Remember Clippy? Perhaps you’d rather not!
- Obtrusive – power users hated Clippy because it had patronizing suggestions.
- Distracting – the image at right (without the gun) is literally Clippy looking bored and wanting you to stop your job and pay attention to it. As we’ve talked about before, JTBD (jobs to be done) is how a product manager should think of a user’s flow
- Always there – he(?) sat on top of Word/Excel taking up screen realestate
- Killed your flow – this hilarious Quora answer lampoons how it would take 30 seconds to hijack you writing a sentence.
How to be unobtrusively useful
We’ve blogged before about how tips need to be unobtrusive. In particular if a web “desktop design” approach is shoe-horned into a mobile App, the patterns conflicts with a user’s “Jobs To Be Done” (JTBD) imperative.
The best way to deliver unobtrusive user guidance via tips is:
Unlike Clippy, tips should show when relevant to users.
Audience: We have customers in Health and Telecoms that have older customers that prefer guidance whereas Milenialls will click/touch/swipe a thousand things until it works. I’m not being “age-ist” – its just a fact.
Trigger: Apps should only show the tip to the correct audience and stage of user journey. If a user has already user a feature, then they shouldn’t be seeing tooltips explaining what they know. If a user is about to commence a complex task for the first time, then offer to help them!
Simple & Distinct
In my recent popular article at uxdesign.cc, the idea of “Cognitive Overload” was discussed and how App Product Managers should design to reduce this overload. In this article we suggest that launchers and tips need to be perceived as a layer on top of the application but not compete for screen real-estate.
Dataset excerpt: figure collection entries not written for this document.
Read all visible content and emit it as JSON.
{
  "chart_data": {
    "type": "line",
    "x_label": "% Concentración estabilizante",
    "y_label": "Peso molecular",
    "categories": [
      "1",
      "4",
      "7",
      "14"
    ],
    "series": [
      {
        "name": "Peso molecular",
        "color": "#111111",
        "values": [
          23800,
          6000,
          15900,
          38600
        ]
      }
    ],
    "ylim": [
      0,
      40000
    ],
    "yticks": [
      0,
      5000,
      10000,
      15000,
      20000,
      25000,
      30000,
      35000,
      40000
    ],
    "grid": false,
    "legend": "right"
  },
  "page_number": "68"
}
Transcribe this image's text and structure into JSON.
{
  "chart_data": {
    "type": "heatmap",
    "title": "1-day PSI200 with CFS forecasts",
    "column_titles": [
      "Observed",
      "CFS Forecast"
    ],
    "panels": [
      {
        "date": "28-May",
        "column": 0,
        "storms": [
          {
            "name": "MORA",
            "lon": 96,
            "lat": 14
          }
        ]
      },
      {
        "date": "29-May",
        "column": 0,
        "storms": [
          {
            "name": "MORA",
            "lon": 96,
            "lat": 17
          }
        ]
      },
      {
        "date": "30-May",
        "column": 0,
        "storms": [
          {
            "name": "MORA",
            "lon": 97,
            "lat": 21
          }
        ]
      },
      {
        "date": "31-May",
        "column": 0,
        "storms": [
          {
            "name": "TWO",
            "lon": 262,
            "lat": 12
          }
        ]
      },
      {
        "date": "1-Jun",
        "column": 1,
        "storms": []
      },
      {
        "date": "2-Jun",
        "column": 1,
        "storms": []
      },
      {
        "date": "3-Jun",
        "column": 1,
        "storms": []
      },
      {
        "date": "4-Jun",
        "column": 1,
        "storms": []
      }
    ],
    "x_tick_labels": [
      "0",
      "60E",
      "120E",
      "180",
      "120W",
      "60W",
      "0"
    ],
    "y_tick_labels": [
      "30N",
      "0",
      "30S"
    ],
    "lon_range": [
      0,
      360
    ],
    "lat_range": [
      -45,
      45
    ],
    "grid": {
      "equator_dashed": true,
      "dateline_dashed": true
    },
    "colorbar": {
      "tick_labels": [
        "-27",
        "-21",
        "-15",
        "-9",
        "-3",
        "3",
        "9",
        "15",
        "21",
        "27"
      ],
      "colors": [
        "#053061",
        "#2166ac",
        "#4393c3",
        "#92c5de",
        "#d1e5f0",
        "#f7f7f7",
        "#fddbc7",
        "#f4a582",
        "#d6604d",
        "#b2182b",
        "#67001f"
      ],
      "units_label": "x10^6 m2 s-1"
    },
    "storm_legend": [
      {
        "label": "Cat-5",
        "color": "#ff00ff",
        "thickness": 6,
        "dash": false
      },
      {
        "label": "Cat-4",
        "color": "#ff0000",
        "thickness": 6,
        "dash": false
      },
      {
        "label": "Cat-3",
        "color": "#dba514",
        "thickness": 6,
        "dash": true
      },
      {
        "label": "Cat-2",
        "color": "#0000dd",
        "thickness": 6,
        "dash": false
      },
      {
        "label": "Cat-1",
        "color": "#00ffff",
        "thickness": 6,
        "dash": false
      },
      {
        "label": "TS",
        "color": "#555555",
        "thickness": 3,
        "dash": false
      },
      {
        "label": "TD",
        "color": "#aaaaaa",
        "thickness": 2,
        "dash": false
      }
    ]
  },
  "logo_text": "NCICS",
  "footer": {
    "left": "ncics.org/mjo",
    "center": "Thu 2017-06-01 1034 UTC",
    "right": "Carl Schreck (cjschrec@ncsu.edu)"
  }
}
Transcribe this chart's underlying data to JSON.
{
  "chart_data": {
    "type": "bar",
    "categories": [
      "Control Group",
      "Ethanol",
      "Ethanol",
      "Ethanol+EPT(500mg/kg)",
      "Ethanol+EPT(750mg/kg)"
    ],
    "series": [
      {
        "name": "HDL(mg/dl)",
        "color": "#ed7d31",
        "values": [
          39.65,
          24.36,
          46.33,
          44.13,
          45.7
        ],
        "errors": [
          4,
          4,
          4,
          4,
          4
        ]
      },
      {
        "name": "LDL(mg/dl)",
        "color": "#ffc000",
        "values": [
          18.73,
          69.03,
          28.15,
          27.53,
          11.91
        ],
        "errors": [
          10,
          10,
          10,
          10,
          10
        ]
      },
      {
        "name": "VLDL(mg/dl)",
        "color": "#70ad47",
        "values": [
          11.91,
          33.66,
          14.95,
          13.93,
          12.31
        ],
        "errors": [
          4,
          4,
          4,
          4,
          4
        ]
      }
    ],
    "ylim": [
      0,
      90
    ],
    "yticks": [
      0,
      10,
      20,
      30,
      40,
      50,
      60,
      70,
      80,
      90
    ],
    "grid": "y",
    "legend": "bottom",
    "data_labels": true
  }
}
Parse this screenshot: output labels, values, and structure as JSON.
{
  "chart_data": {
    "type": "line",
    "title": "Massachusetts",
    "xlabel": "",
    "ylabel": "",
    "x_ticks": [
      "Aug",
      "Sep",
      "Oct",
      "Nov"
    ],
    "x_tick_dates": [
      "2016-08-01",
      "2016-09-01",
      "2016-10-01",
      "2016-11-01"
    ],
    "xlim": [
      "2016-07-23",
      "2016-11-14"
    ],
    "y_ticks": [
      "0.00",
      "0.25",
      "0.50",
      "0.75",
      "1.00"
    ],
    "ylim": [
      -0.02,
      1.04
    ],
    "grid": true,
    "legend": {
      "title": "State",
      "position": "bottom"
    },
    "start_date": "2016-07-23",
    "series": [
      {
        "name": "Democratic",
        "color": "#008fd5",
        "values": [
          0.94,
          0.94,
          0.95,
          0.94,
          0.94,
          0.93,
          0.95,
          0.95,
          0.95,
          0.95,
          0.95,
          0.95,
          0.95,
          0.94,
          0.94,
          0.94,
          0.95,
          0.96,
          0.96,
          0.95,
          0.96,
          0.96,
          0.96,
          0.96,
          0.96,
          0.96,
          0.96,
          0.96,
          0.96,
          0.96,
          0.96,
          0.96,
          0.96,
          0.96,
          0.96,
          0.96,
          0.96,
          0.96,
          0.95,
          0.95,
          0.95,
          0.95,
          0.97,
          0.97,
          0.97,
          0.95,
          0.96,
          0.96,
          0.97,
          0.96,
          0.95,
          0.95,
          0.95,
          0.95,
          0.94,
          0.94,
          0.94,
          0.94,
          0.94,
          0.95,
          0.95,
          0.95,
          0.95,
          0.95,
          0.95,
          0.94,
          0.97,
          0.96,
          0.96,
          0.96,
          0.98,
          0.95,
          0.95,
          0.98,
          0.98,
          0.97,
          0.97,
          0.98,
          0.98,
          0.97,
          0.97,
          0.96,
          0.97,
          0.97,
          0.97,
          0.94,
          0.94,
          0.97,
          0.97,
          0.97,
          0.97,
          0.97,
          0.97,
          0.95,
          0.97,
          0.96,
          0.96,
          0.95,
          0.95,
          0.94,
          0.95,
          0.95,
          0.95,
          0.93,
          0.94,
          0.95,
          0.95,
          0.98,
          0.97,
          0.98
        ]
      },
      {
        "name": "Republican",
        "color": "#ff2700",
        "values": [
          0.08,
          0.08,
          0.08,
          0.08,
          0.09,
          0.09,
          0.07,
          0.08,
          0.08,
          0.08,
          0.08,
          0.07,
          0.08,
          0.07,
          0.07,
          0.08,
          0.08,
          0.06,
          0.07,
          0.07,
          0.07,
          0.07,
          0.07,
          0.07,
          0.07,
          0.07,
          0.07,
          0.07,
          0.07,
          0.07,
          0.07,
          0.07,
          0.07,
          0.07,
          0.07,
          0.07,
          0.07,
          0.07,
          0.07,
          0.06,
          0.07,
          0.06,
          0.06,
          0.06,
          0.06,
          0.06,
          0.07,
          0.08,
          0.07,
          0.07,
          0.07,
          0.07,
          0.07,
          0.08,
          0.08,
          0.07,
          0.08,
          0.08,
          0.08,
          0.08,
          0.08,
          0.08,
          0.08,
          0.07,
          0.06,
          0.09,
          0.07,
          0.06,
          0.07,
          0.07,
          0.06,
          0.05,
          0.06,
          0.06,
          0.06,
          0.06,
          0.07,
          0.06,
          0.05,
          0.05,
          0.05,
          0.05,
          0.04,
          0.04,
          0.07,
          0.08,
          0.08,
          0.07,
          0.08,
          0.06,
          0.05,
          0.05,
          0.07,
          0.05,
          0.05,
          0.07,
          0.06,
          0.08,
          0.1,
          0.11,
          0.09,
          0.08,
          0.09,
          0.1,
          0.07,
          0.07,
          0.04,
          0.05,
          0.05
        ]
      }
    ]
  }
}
In this simple tip, Youtube taught me something new – that I can pinch the screen. It obeys two simple rules that we think are important:
- Get the Job Done (JTBD)
- Get out of the way
Note how simple this tip is, it can be dismissed by simply touching.
Also, these two Youtube tips are similar but also point to a clickable screen element (the bell button and the drop-down filter). Notice how “cognitively” the tip looks very different to the rest of the App. Its very easy for the user to distinguish the tip from the App content – in fact they’ve interesting used the same colour in round badges over channels as discussed in my previously mentioned post.
The lesson is that Google: one of the largest tech companies on the planet has figured out that this design pattern of: simple, distinct, coloured tips converts their users to adopt the recommended features. Google would have massive teams of analytics, data scientists to come to that conclusion and we should take notice!
Which is a nice segue that puts substance to our first recommendation of “Contextual”. All tooltips need to justify their existence and Product Managers need to know what uplift they get on feature usage, engagement or other success metrics. We’ve written other posts on A/B split tests to verify that your in App education is data driven and working. Our two main points are:
- Measure the success of tooltips – we’ve seen uplift range from 20-80% for new features. Pick your metric and compare against your Apps default state.
- No Code – using tools like Contextual, the ability to deploy tooltips is codeless, no more Appstore releases or fighting for resources on the Product Roadmap. This is critical, you need to iterate fast!
Its worth mentioning a slightly different style tooltip that Google also shows for significant feature additions. Many Apps will throw this up as a popup or carousel page when the user opens the App – but that’s lazy and google does a great job here of contextualizing this new feature mid-task.
The inclusion of title, icon and “GOT IT” button are simple but significant to catch the users attention that this is significant. In particular, the use of a button allows the Product Manager to use analytically see who dismissed by the button or clicked elsewhere (or outside) the tip. In Contextual, this gives measures of “Accept” and “Reject” to measure how positive the response was for the tooltip.
Clippy got it wrong but was a brave piece of help technology for products (Word and Excel) that had become very feature rich (bloated?) and complicated to use. Microsoft had to solve the problem of surfacing features and their approach is what you should avoid – especially in Mobile apps!